- Indian economy has braked from nearly 10% growth to 5% in two years
- India's GDP grew 5.3% in the first quarter, the slowest in nine years
- The slump in growth took even the government officials by surprise
The dramatic drop in Indian economic growth isn't bothering the likes of Mahendra Saraf.
A farmer, he works in a sector that has seen growth shrink to 1.7 per cent in the first three months of 2012 against 7.5 per cent in the same period last year. But Mr Saraf, 26, is confident the blow to his profits will be cushioned by government agricultural subsidies. "Global and domestic demand was not been very strong," he says, "but the government buys excess grain at a fixed price, so we will get that money anyway."
Such safety blankets -- the size of which vary from state to state and industry to industry -- are among the targets of those who say the government of Manmohan Singh needs to take radical measures to restore growth in the Indian economy.
With growth in the first quarter of 2012 rising at 5.3 per cent, the slowest rate in nine years, policy makers are panicking about how to turn things around.
"It's an absolute disaster," says Omkar Goswami, head of the Corporate and Economic Research Group in New Delhi. "We went from nearly growing at 10 per cent to 5 per cent in less than two years . . . it's very, very concerning."
Although Delhi often blames the eurozone sovereign debt crisis for India's woes, domestic economists argue that the country's difficulties are self-inflicted, blaming the political paralysis that has set in over the past two years as the Congress party-lead coalition has stumbled from one crisis to another.
"The Indian economy is losing its shine and the policy response so far has ranged from nonexistent to ineffectual," said Eswar Prasad, senior fellow at the Brookings Institution. "Fiscal policy is adrift and the reform process has lost momentum, compounding the effects of a weak external environment."
The slump in growth took even the government by surprise.
"I had expected that the rise in the agricultural growth rate will perhaps compensate, to some extent, the decline in the industrial production. But that does not seem to happen," said Chakravarthy Rangarajan, chairman of the Prime Minister's Economic Advisory Council. "Therefore, the overall growth rate remains somewhat subdued. It is very disappointing."
Agriculture was not the biggest loser in the first quarter of 2012. Manufacturing, which 12 months earlier had been growing at 7.3 per cent contracted by 0.3 per cent between January and March. However, financial services, the largest component of Indian GDP, continued to expand, growing 10 per cent.
The sharp drop in quarterly growth was primarily owing to a slowdown in investment.

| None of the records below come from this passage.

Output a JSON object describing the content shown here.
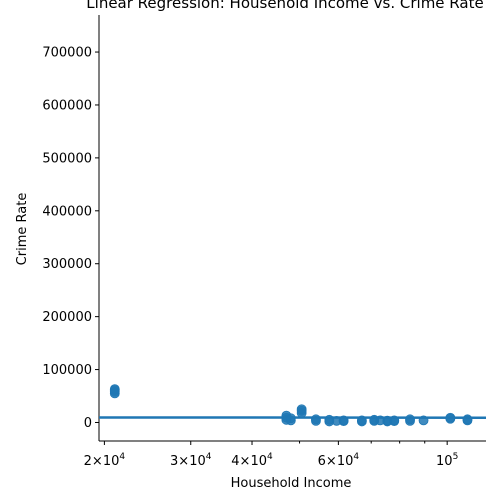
{
  "chart_data": {
    "type": "scatter",
    "title": "Linear Regression: Household Income vs. Crime Rate",
    "xlabel": "Household Income",
    "ylabel": "Crime Rate",
    "x_scale": "log",
    "xlim": [
      19500,
      120000
    ],
    "ylim": [
      -35000,
      770000
    ],
    "grid": false,
    "legend": "none",
    "x_ticks": [
      {
        "value": 20000,
        "base": "2",
        "exp": "4"
      },
      {
        "value": 30000,
        "base": "3",
        "exp": "4"
      },
      {
        "value": 40000,
        "base": "4",
        "exp": "4"
      },
      {
        "value": 60000,
        "base": "6",
        "exp": "4"
      },
      {
        "value": 100000,
        "base": "10",
        "exp": "5"
      }
    ],
    "y_ticks": [
      "0",
      "100000",
      "200000",
      "300000",
      "400000",
      "500000",
      "600000",
      "700000"
    ],
    "colors": {
      "points": "#1f77b4",
      "line": "#1f77b4"
    },
    "points": [
      {
        "x": 21000,
        "y": 55000
      },
      {
        "x": 21000,
        "y": 58000
      },
      {
        "x": 21000,
        "y": 61000
      },
      {
        "x": 21000,
        "y": 63000
      },
      {
        "x": 47000,
        "y": 5000
      },
      {
        "x": 47000,
        "y": 9000
      },
      {
        "x": 47000,
        "y": 13000
      },
      {
        "x": 48000,
        "y": 4000
      },
      {
        "x": 48000,
        "y": 8000
      },
      {
        "x": 50500,
        "y": 18000
      },
      {
        "x": 50500,
        "y": 22000
      },
      {
        "x": 50500,
        "y": 25000
      },
      {
        "x": 54000,
        "y": 3000
      },
      {
        "x": 54000,
        "y": 6000
      },
      {
        "x": 57500,
        "y": 2000
      },
      {
        "x": 57500,
        "y": 5000
      },
      {
        "x": 59500,
        "y": 3000
      },
      {
        "x": 61500,
        "y": 2500
      },
      {
        "x": 61500,
        "y": 4000
      },
      {
        "x": 67000,
        "y": 2000
      },
      {
        "x": 67000,
        "y": 4000
      },
      {
        "x": 71000,
        "y": 3000
      },
      {
        "x": 71000,
        "y": 5000
      },
      {
        "x": 73000,
        "y": 4000
      },
      {
        "x": 75500,
        "y": 2000
      },
      {
        "x": 75500,
        "y": 3500
      },
      {
        "x": 78000,
        "y": 2500
      },
      {
        "x": 78000,
        "y": 4000
      },
      {
        "x": 84000,
        "y": 3000
      },
      {
        "x": 84000,
        "y": 6000
      },
      {
        "x": 89500,
        "y": 4000
      },
      {
        "x": 101500,
        "y": 7000
      },
      {
        "x": 101500,
        "y": 9000
      },
      {
        "x": 110000,
        "y": 4000
      },
      {
        "x": 110000,
        "y": 6000
      }
    ],
    "regression_line": {
      "x": [
        19500,
        120000
      ],
      "y": [
        9500,
        9000
      ]
    }
  }
}
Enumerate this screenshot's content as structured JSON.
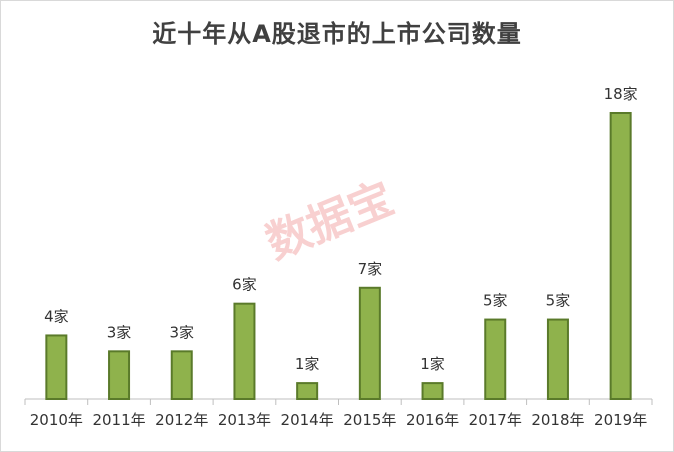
{
  "chart_data": {
    "type": "bar",
    "title": "近十年从A股退市的上市公司数量",
    "categories": [
      "2010年",
      "2011年",
      "2012年",
      "2013年",
      "2014年",
      "2015年",
      "2016年",
      "2017年",
      "2018年",
      "2019年"
    ],
    "values": [
      4,
      3,
      3,
      6,
      1,
      7,
      1,
      5,
      5,
      18
    ],
    "data_labels": [
      "4家",
      "3家",
      "3家",
      "6家",
      "1家",
      "7家",
      "1家",
      "5家",
      "5家",
      "18家"
    ],
    "xlabel": "",
    "ylabel": "",
    "ylim": [
      0,
      18
    ],
    "grid": false,
    "legend": "none",
    "bar_color": "#8fb24c",
    "bar_edge_color": "#5a7a2a"
  },
  "watermark": "数据宝"
}
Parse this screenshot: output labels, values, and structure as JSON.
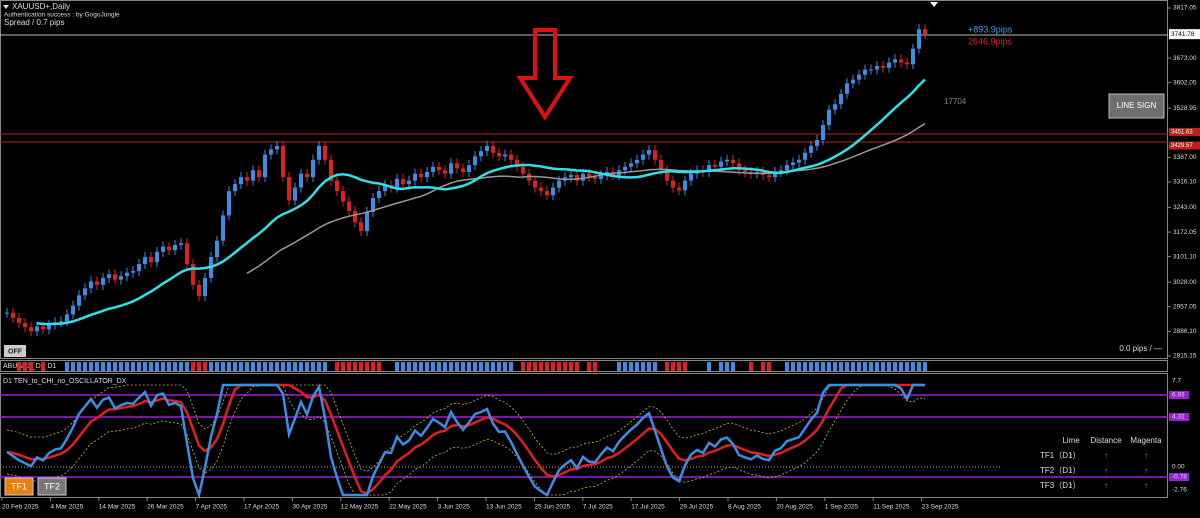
{
  "window": {
    "symbol": "XAUUSD+,Daily",
    "auth": "Authentication success : by GogoJungle",
    "spread": "Spread / 0.7 pips"
  },
  "price_chart": {
    "closes": [
      2940,
      2925,
      2910,
      2898,
      2886,
      2900,
      2892,
      2905,
      2912,
      2915,
      2935,
      2960,
      2990,
      3010,
      3030,
      3020,
      3040,
      3050,
      3035,
      3045,
      3055,
      3060,
      3080,
      3100,
      3085,
      3115,
      3130,
      3120,
      3135,
      3140,
      3080,
      3020,
      2988,
      3040,
      3100,
      3147,
      3220,
      3290,
      3310,
      3330,
      3320,
      3350,
      3330,
      3395,
      3410,
      3420,
      3330,
      3263,
      3300,
      3340,
      3330,
      3380,
      3420,
      3380,
      3320,
      3290,
      3260,
      3233,
      3200,
      3175,
      3230,
      3270,
      3290,
      3307,
      3300,
      3325,
      3310,
      3320,
      3340,
      3330,
      3345,
      3360,
      3350,
      3340,
      3370,
      3355,
      3345,
      3365,
      3390,
      3405,
      3420,
      3400,
      3390,
      3395,
      3380,
      3360,
      3340,
      3320,
      3300,
      3290,
      3278,
      3300,
      3320,
      3330,
      3336,
      3320,
      3340,
      3330,
      3325,
      3336,
      3345,
      3335,
      3350,
      3360,
      3370,
      3380,
      3395,
      3408,
      3380,
      3350,
      3320,
      3300,
      3292,
      3320,
      3340,
      3350,
      3345,
      3365,
      3360,
      3375,
      3380,
      3370,
      3350,
      3345,
      3340,
      3345,
      3336,
      3330,
      3345,
      3350,
      3365,
      3372,
      3380,
      3400,
      3420,
      3437,
      3480,
      3524,
      3540,
      3570,
      3600,
      3611,
      3625,
      3640,
      3640,
      3650,
      3645,
      3660,
      3669,
      3660,
      3655,
      3700,
      3756,
      3742
    ],
    "price_axis": [
      "3817.05",
      "3673.00",
      "3602.05",
      "3528.95",
      "3387.00",
      "3316.10",
      "3243.00",
      "3172.05",
      "3101.10",
      "3028.00",
      "2957.05",
      "2886.10",
      "2815.15"
    ],
    "current_price": "3741.78",
    "levels": [
      "3451.63",
      "3429.57"
    ],
    "profit_pips": "+893.9pips",
    "loss_pips": "2646.9pips",
    "counter": "17704",
    "line_sign_button": "LINE SIGN",
    "off_button": "OFF",
    "pips_status": "0.0 pips / —"
  },
  "signal_strip": {
    "label": "ABUADX_DX D1"
  },
  "oscillator": {
    "label": "D1 TEN_to_CHI_no_OSCILLATOR_DX",
    "axis": [
      "7.7",
      "6.93",
      "4.32",
      "0.00",
      "-0.78",
      "-2.76"
    ],
    "table": {
      "headers": [
        "Lime",
        "Distance",
        "Magenta"
      ],
      "rows": [
        [
          "TF1（D1）",
          "↑",
          "↑",
          "↑"
        ],
        [
          "TF2（D1）",
          "↑",
          "↑",
          "↑"
        ],
        [
          "TF3（D1）",
          "↑",
          "↑",
          "↑"
        ]
      ]
    },
    "buttons": [
      "TF1",
      "TF2"
    ]
  },
  "dates": [
    "20 Feb 2025",
    "4 Mar 2025",
    "14 Mar 2025",
    "26 Mar 2025",
    "7 Apr 2025",
    "17 Apr 2025",
    "30 Apr 2025",
    "12 May 2025",
    "22 May 2025",
    "3 Jun 2025",
    "13 Jun 2025",
    "25 Jun 2025",
    "7 Jul 2025",
    "17 Jul 2025",
    "29 Jul 2025",
    "8 Aug 2025",
    "20 Aug 2025",
    "1 Sep 2025",
    "11 Sep 2025",
    "23 Sep 2025"
  ]
}
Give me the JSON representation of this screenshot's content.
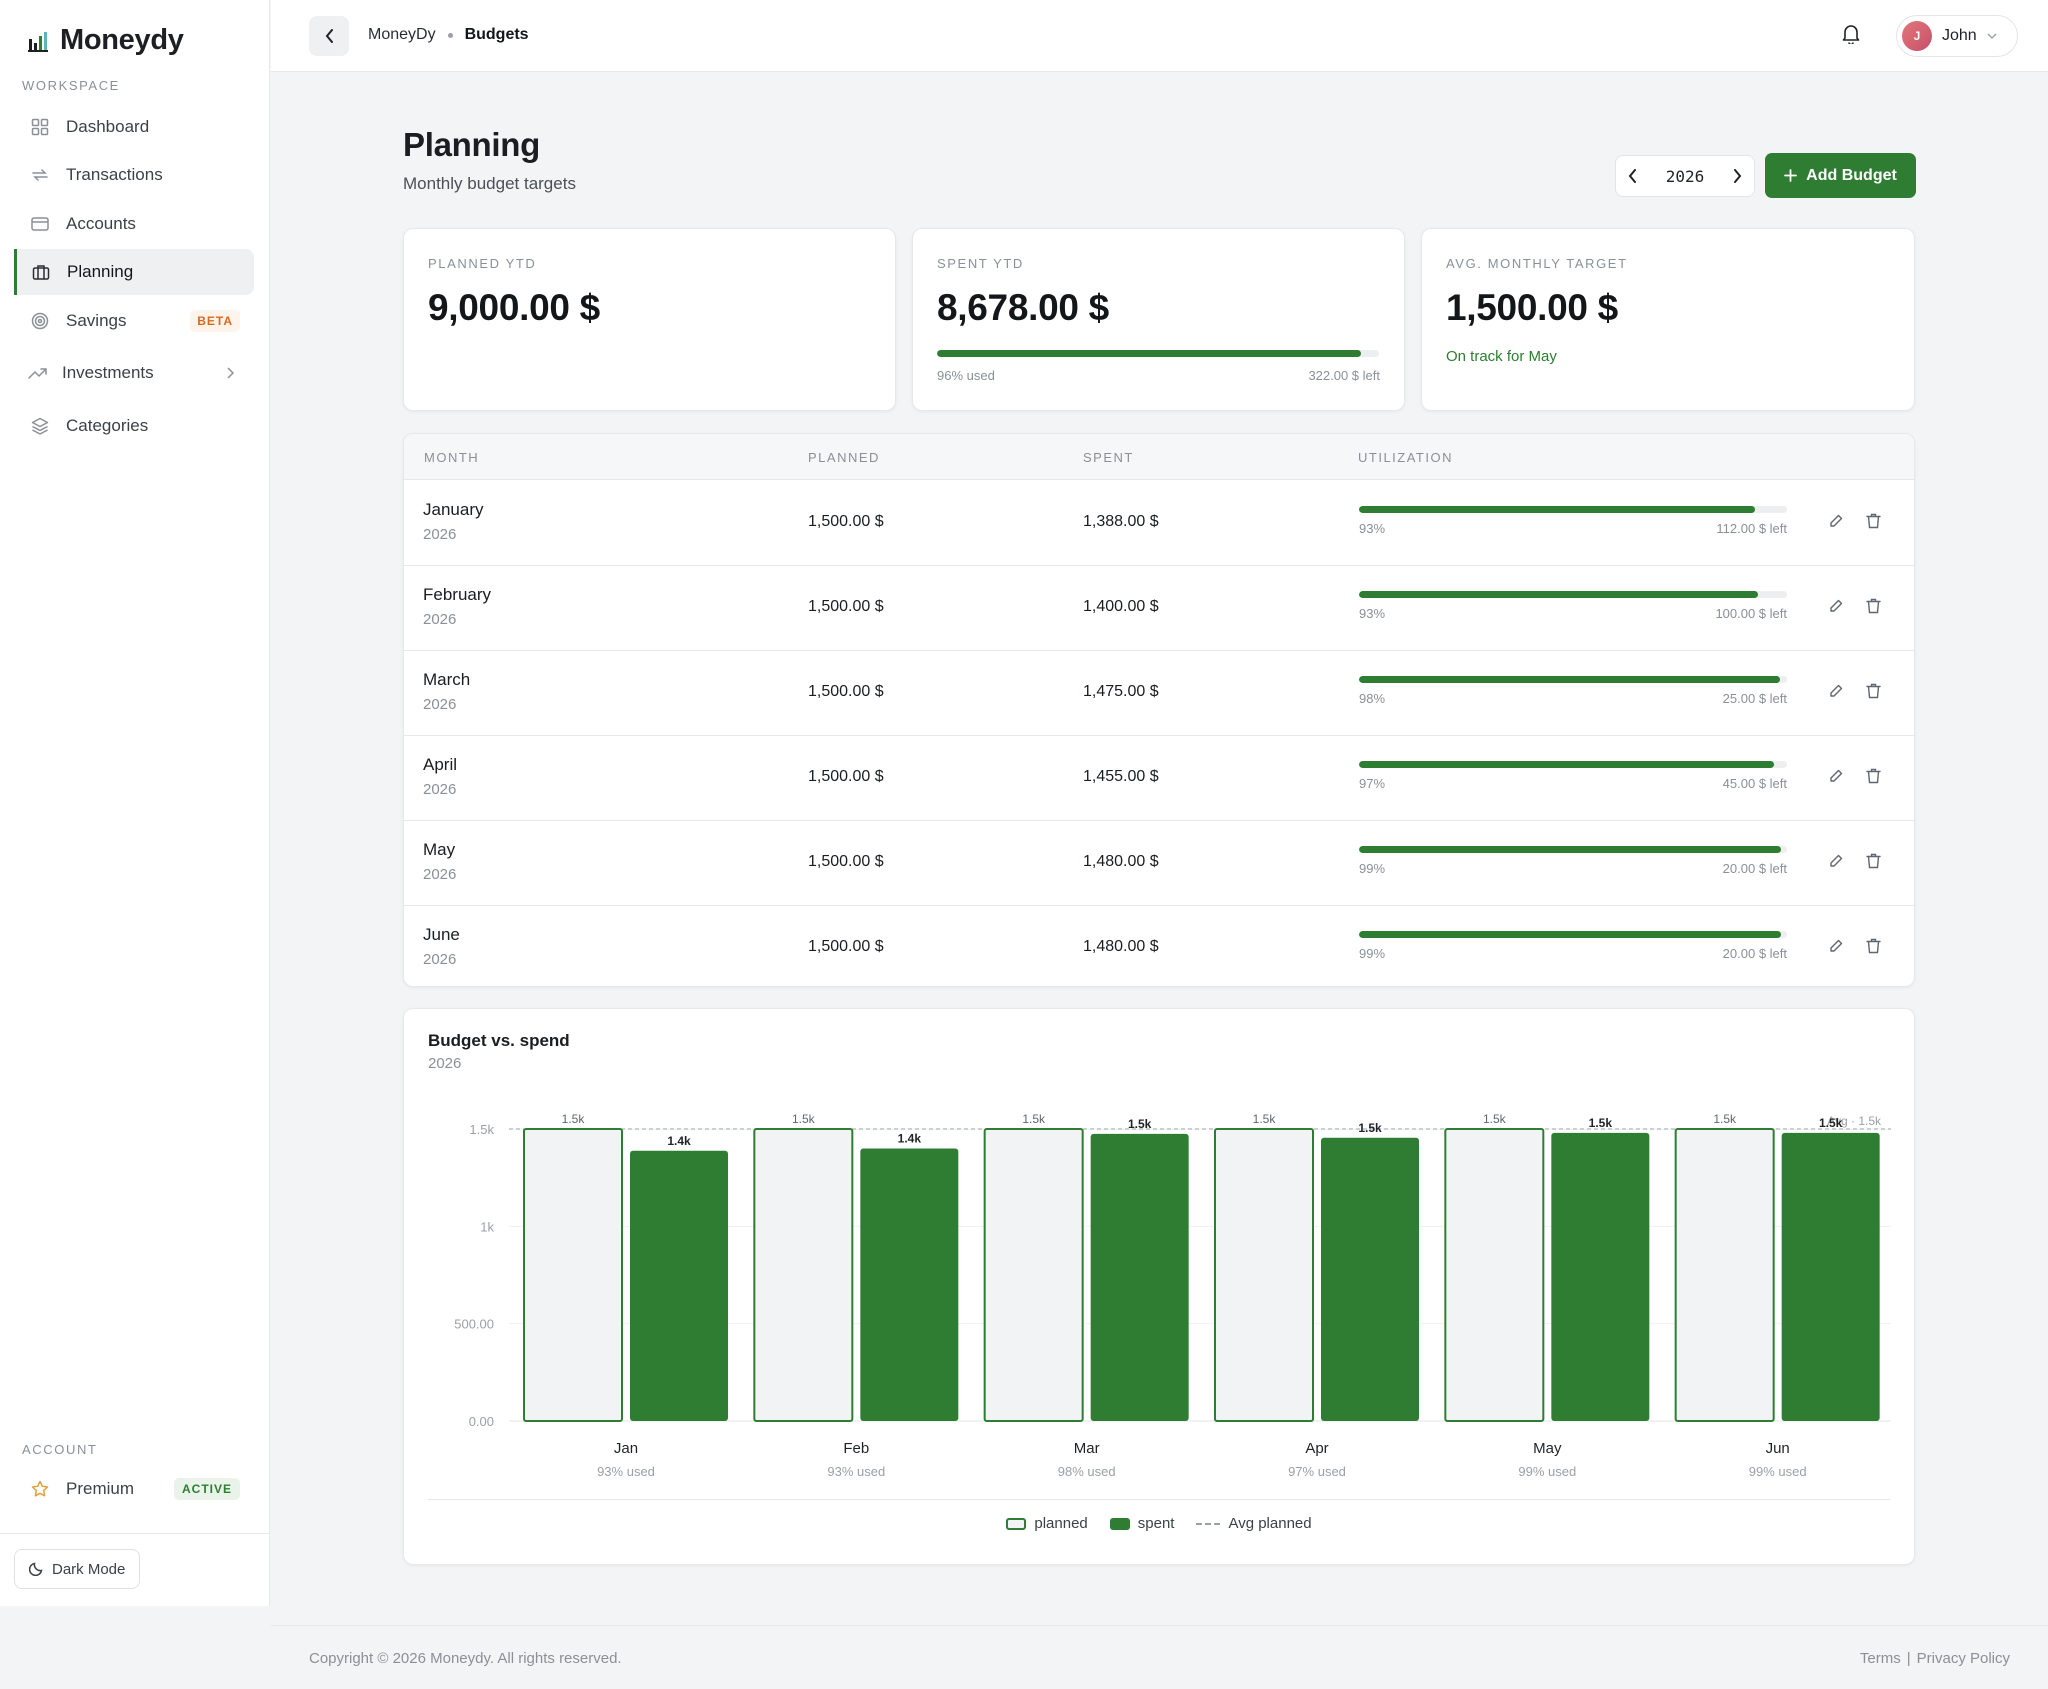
{
  "app": {
    "name": "Moneydy"
  },
  "sidebar": {
    "workspace_label": "WORKSPACE",
    "items": [
      {
        "label": "Dashboard",
        "icon": "grid-icon"
      },
      {
        "label": "Transactions",
        "icon": "repeat-icon"
      },
      {
        "label": "Accounts",
        "icon": "credit-card-icon"
      },
      {
        "label": "Planning",
        "icon": "briefcase-icon",
        "active": true
      },
      {
        "label": "Savings",
        "icon": "target-icon",
        "badge": "BETA"
      },
      {
        "label": "Investments",
        "icon": "trending-up-icon"
      },
      {
        "label": "Categories",
        "icon": "layers-icon"
      }
    ],
    "account_label": "ACCOUNT",
    "premium": {
      "label": "Premium",
      "badge": "ACTIVE"
    },
    "dark_mode": "Dark Mode"
  },
  "topbar": {
    "breadcrumb": [
      "MoneyDy",
      "Budgets"
    ],
    "user": {
      "name": "John",
      "initial": "J"
    }
  },
  "header": {
    "title": "Planning",
    "subtitle": "Monthly budget targets",
    "year": "2026",
    "add_label": "Add Budget"
  },
  "stats": {
    "planned": {
      "label": "PLANNED YTD",
      "value": "9,000.00 $"
    },
    "spent": {
      "label": "SPENT YTD",
      "value": "8,678.00 $",
      "used": "96% used",
      "left": "322.00 $ left",
      "fraction": 0.96
    },
    "avg": {
      "label": "AVG. MONTHLY TARGET",
      "value": "1,500.00 $",
      "note": "On track for May"
    }
  },
  "table": {
    "headers": [
      "MONTH",
      "PLANNED",
      "SPENT",
      "UTILIZATION"
    ],
    "rows": [
      {
        "month": "January",
        "year": "2026",
        "planned": "1,500.00 $",
        "spent": "1,388.00 $",
        "pct": "93%",
        "left": "112.00 $ left",
        "fraction": 0.925
      },
      {
        "month": "February",
        "year": "2026",
        "planned": "1,500.00 $",
        "spent": "1,400.00 $",
        "pct": "93%",
        "left": "100.00 $ left",
        "fraction": 0.933
      },
      {
        "month": "March",
        "year": "2026",
        "planned": "1,500.00 $",
        "spent": "1,475.00 $",
        "pct": "98%",
        "left": "25.00 $ left",
        "fraction": 0.983
      },
      {
        "month": "April",
        "year": "2026",
        "planned": "1,500.00 $",
        "spent": "1,455.00 $",
        "pct": "97%",
        "left": "45.00 $ left",
        "fraction": 0.97
      },
      {
        "month": "May",
        "year": "2026",
        "planned": "1,500.00 $",
        "spent": "1,480.00 $",
        "pct": "99%",
        "left": "20.00 $ left",
        "fraction": 0.987
      },
      {
        "month": "June",
        "year": "2026",
        "planned": "1,500.00 $",
        "spent": "1,480.00 $",
        "pct": "99%",
        "left": "20.00 $ left",
        "fraction": 0.987
      }
    ]
  },
  "chart": {
    "title": "Budget vs. spend",
    "subtitle": "2026",
    "legend": {
      "planned": "planned",
      "spent": "spent",
      "avg": "Avg planned"
    }
  },
  "chart_data": {
    "type": "bar",
    "title": "Budget vs. spend",
    "subtitle": "2026",
    "categories": [
      "Jan",
      "Feb",
      "Mar",
      "Apr",
      "May",
      "Jun"
    ],
    "sublabels": [
      "93% used",
      "93% used",
      "98% used",
      "97% used",
      "99% used",
      "99% used"
    ],
    "series": [
      {
        "name": "planned",
        "values": [
          1500,
          1500,
          1500,
          1500,
          1500,
          1500
        ],
        "labels": [
          "1.5k",
          "1.5k",
          "1.5k",
          "1.5k",
          "1.5k",
          "1.5k"
        ],
        "color": "#f1f3f4",
        "stroke": "#2e7d32"
      },
      {
        "name": "spent",
        "values": [
          1388,
          1400,
          1475,
          1455,
          1480,
          1480
        ],
        "labels": [
          "1.4k",
          "1.4k",
          "1.5k",
          "1.5k",
          "1.5k",
          "1.5k"
        ],
        "color": "#2e7d32"
      }
    ],
    "reference_line": {
      "name": "Avg planned",
      "value": 1500,
      "label": "Avg · 1.5k"
    },
    "yticks": [
      "0.00",
      "500.00",
      "1k",
      "1.5k"
    ],
    "ytick_values": [
      0,
      500,
      1000,
      1500
    ],
    "ylim": [
      0,
      1500
    ],
    "grid": true,
    "legend_position": "bottom-center"
  },
  "footer": {
    "copyright": "Copyright © 2026 Moneydy. All rights reserved.",
    "terms": "Terms",
    "sep": "|",
    "privacy": "Privacy Policy"
  },
  "colors": {
    "accent": "#2e7d32",
    "beta": "#d56a1e",
    "planned_fill": "#f1f3f4"
  }
}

This "is partly a result of higher interest rates, which have caused credit growth to slow. But in addition, many large projects have been postponed or cancelled due to lack of approval for land acquisition, particularly in the steel and power sectors," says Andrew Kenningham at Capital Economics.
Business figures say this fall-off in investment is visible across sectors, although some -- such as telecoms and infrastructure -- have been especially badly hit. "Renewables are a little insulated, but in the power sector in general things are not good at all," says Sumant Sinha, chief executive of Renew Power, a wind farm developer. "Banks have got a bit burned lending to this sector, so we have to work a lot harder to get financing, while interest rates are still high, and this constrains our ability to get projects off the ground."
The Reserve Bank of India cut rates by 50 basis points in April, more than most analysts expected, but still not enough to make many capital intensive investments viable, according to Leif Lybecker Eskesen, chief India economist at HSBC.
"Manufacturing in India really is a terrible story," says Ajit Ranade, chief economist at the Aditya Birla Group, one of the country's largest conglomerates. "Clearly the biggest priority is reviving investor spending, and in especially the private sector, where the growth rate is nearly zero now."
But inflation of 7.23 per cent means the central bank is not in a position to cut rates again. "The slowdown in growth is deepening and the downside risks to the outlook have increased. However, the lingering inflation pressures suggest that monetary policy cannot be eased aggressively," says Mr Eskesen.
Back at his farm Mr Saraf discusses the expansion to his family's farm and pesticides shop, but others have not been so fortunate. Local media reported suicides among Maharashthran farmers who, after a recent drought, were unable to produce enough grain to repay debts.
The stories highlight the dilemma that the Singh government faces. If it wants to revive growth it will have to pass unpopular reforms that will hurt the likes of Mr Saraf but, if it fails to do so, it risks dragging the economy into the worst crisis for more than 20 years.